The firm has found that new-vehicle purchase intention has weakened, not strengthened, in recent months; so, barring stimuli like sales-stoking special deals and incentives—of which there have been plenty—demand this spring might actually be lower than it was for part of last year. Last September, the firm found that 23 percent of those polled indicated that they "were definitely or probably likely to acquire a new vehicle in the next 24 months." But in data from this March, only 20 percent indicated that.

AutoPacific also noted the continuation of an unexpected trend that we reported back in February.
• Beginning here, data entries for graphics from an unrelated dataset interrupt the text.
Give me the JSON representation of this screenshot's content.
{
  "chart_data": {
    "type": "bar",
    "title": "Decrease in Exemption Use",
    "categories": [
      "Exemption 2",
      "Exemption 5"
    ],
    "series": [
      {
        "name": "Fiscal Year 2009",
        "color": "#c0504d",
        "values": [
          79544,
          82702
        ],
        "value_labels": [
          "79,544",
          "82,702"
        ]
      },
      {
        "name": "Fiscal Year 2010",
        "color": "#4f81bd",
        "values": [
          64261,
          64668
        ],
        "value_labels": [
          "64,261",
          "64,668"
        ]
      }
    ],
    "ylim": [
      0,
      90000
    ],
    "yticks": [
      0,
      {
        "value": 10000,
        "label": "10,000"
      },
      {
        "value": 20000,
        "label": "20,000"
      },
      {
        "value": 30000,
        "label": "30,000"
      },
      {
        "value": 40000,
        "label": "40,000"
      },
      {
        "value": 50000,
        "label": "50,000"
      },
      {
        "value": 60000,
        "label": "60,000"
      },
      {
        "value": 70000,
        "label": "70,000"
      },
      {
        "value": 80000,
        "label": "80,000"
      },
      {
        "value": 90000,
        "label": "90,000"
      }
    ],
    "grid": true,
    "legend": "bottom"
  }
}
The firm had found—again through its Fuel Price Impact Survey—that interest in small cars and hybrids was, surprisingly, waning as pump prices continued to rise (albeit gradually).

Consumers' intention to replace whatever they were driving with a sport-utility vehicle (including a car-based crossover) has gone from 16 percent a year ago to 27 percent in March, and small-car consideration has fallen from 22 percent to 12 percent from March 2009 to March 2010—in a period when the price of gas rose 44 percent.

Third-Generation Toyota Prius

Third-Generation Toyota Prius

The most dramatic was hybrid intention: down from 22 percent in March of 2009 to 11 percent in January 2009 and on to just nine percent this March. Actual sales trends contradict this; Toyota just reported a 41-percent increase in hybrid sales in April versus a year ago—although in all fairness last April the redesigned 2010 Toyota Prius hadn't yet reached dealerships.

Of course, as before, gas-price volatility probably has a lot to do with the change in attitude. Over the past year or more, the market hasn't experienced the dramatic volatility that it did from 2005 until early 2009. Since then, prices have risen, gradually, from a national-average $1.71 to a current average of nearly $2.90 (as of May 3).

Are these trends occurring simply because we haven't had $4 gas in some time so shoppers are becoming complacent, or because the market is changing in other ways—replacing larger family vehicles but having fewer of them, for instance—that we won't recover from for a long time, if ever? To this, we'll just have to hold on and hope for more positive signs.